Post-translational modification

Regulation of cellular metabolism by protein lysine acetylation Zhao, S. et al. Science 327, 1000–1004 (2010)

Lys acetylation in the nucleus modifies histones and regulators of transcription. To investigate the non-nuclear functions of protein acetylation, Zhao et al. analyzed the mitochondrial and cytosolic fractions of human liver tissues by tandem liquid chromatography–tandem mass spectrometry. They found that almost every enzyme involved in glycolysis, gluconeogenesis, the tricarboxylic acid cycle, the urea cycle, fatty acid metabolism and glycogen metabolism is acetylated. The acetylation status of the enzymes they investigated further is regulated by the concentration of metabolic fuels, and the acetylation status regulates enzyme activity. For example, the acetylation and activity of enoyl CoA hydratase–3-hydroxyacyl CoA, which catalyzes two steps in fatty acid oxidation, increases in the presence of fatty acids. Thus, in response to metabolic fuels, Lys acetylation regulates the activity of enzymes that catalyze cellular metabolism.

Protein translocation

The peroxisomal importomer constitutes a large and highly dynamic pore Meinecke, M. et al. Nature Cell Biol. 12, 273–277 (2010)

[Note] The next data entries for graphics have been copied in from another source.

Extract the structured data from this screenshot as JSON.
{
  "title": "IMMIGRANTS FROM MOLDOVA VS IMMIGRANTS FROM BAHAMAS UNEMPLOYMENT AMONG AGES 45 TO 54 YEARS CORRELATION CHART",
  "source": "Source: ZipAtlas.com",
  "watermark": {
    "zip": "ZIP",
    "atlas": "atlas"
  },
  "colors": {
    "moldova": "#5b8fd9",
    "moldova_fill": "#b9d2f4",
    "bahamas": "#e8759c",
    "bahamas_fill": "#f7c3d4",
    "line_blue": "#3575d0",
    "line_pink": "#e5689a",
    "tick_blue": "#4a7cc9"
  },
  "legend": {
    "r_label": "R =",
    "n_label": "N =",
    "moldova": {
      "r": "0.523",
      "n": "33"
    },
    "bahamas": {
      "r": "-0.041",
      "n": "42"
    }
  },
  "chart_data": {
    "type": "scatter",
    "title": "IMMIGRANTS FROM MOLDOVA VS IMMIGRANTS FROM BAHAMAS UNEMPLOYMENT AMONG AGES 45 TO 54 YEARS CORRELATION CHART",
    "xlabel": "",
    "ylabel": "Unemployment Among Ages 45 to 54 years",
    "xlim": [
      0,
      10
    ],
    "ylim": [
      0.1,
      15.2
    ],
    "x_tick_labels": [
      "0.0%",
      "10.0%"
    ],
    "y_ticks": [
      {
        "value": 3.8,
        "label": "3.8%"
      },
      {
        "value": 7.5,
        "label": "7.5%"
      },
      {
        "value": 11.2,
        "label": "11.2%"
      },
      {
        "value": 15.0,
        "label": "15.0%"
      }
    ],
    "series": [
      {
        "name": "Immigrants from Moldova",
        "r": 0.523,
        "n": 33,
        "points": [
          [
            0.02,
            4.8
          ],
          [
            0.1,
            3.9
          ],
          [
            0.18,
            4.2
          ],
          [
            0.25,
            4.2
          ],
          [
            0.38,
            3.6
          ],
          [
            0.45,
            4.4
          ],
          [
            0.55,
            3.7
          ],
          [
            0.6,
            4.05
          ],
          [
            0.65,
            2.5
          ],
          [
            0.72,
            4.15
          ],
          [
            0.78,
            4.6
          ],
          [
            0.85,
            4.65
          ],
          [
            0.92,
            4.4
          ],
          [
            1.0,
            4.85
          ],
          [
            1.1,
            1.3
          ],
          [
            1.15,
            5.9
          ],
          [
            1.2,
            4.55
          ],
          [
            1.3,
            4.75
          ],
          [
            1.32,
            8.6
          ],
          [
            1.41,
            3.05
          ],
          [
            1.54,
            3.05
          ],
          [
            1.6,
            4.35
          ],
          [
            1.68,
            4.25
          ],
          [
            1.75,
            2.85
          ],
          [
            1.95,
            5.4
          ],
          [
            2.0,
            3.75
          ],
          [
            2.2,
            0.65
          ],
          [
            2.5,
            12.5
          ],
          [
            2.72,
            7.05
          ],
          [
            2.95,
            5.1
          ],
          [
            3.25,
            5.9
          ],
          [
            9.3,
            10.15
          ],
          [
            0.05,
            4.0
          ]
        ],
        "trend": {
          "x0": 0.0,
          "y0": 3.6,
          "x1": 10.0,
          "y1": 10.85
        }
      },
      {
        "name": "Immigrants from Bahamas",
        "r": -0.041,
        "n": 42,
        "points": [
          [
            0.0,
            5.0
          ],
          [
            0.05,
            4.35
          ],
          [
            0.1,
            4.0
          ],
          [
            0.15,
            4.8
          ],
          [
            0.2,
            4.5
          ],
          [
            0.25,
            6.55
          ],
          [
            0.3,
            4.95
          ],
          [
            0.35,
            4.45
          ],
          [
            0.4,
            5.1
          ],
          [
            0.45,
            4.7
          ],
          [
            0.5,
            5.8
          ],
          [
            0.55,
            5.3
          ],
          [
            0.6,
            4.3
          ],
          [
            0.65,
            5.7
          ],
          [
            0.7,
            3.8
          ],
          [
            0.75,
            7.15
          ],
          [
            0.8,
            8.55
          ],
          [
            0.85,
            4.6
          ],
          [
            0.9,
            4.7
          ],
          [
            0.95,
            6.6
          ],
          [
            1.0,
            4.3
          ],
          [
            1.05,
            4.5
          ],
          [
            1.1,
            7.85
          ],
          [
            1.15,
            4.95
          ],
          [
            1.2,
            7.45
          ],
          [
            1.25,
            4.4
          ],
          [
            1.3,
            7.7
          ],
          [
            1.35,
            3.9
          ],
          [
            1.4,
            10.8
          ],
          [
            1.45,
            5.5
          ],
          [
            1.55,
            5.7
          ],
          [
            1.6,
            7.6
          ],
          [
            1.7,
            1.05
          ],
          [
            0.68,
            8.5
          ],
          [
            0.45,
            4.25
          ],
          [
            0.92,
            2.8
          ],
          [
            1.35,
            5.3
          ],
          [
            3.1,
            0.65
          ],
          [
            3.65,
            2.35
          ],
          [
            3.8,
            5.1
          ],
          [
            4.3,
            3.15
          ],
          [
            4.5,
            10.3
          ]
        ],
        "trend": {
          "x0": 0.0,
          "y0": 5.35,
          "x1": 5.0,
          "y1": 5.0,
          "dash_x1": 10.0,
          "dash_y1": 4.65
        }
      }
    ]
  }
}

The peroxisomal protein import machinery is unique because it allows the passage of folded and oligomerized proteins into the peroxisome. Meinecke et al. now show that this translocation is enabled by a large, dynamic pore formed by the peroxisomal targeting signal receptor Pex5, which cycles between the cytosol and the peroxisomal membrane, and the peroxisomal membrane protein Pex14, to which cargo-bound Pex5 binds. Pex5 and Pex14 are part of the importomer complex, which is involved in peroxisomal receptor docking and recycling, and cargo translocation at the peroxisome membrane. The authors isolated, characterized and reconstituted Pex5-containing complexes from yeast peroxisomal membranes and showed that when Pex5 is associated with its cargo, the Pex5–Pex14 peroxisomal complex transiently shifts from an inactive state to a single, gated ion-conducting channel that forms a pore which can expand to 9 nm. Thus, the peroxisomal pore is Pex5 inducible and can transiently expand to accommodate large Pex5-bound cargo.

Technology

A two color photoactivatable probe for selective tracking of proteins and cells Welman, A. J. Biol. Chem. 5 Feb 2010 (doi: 10.1074/jbc.M110.102392)

Welman et al. report on the development of a two-colour photoactivatable probe called photoactivatable green cherry (GPAC). In live cells, GPAC continuously emits red fluorescence (mCherry), allowing the entire probe population to be monitored. GPAC can be photoactivated in a specific location to emit green fluorescence. This allows a probe subpopulation to be visualized in the context of the whole probe population, without having to mark the cellular area of interest with a separate probe. The authors monitored the movement of zyxin, a cytoskeletal protein important in focal adhesions, using GPAC. Unactivated GPAC–zyxin (red) was present in the cytosol and in focal adhesions. Photoactivated cytosolic GPAC–zyxin (green) rapidly redistributed into existing focal adhesions, validating this two-colour probe. GPAC also enables the tracking of cells in Drosophila melanogaster models, further emphasizing its potential in cell biology research.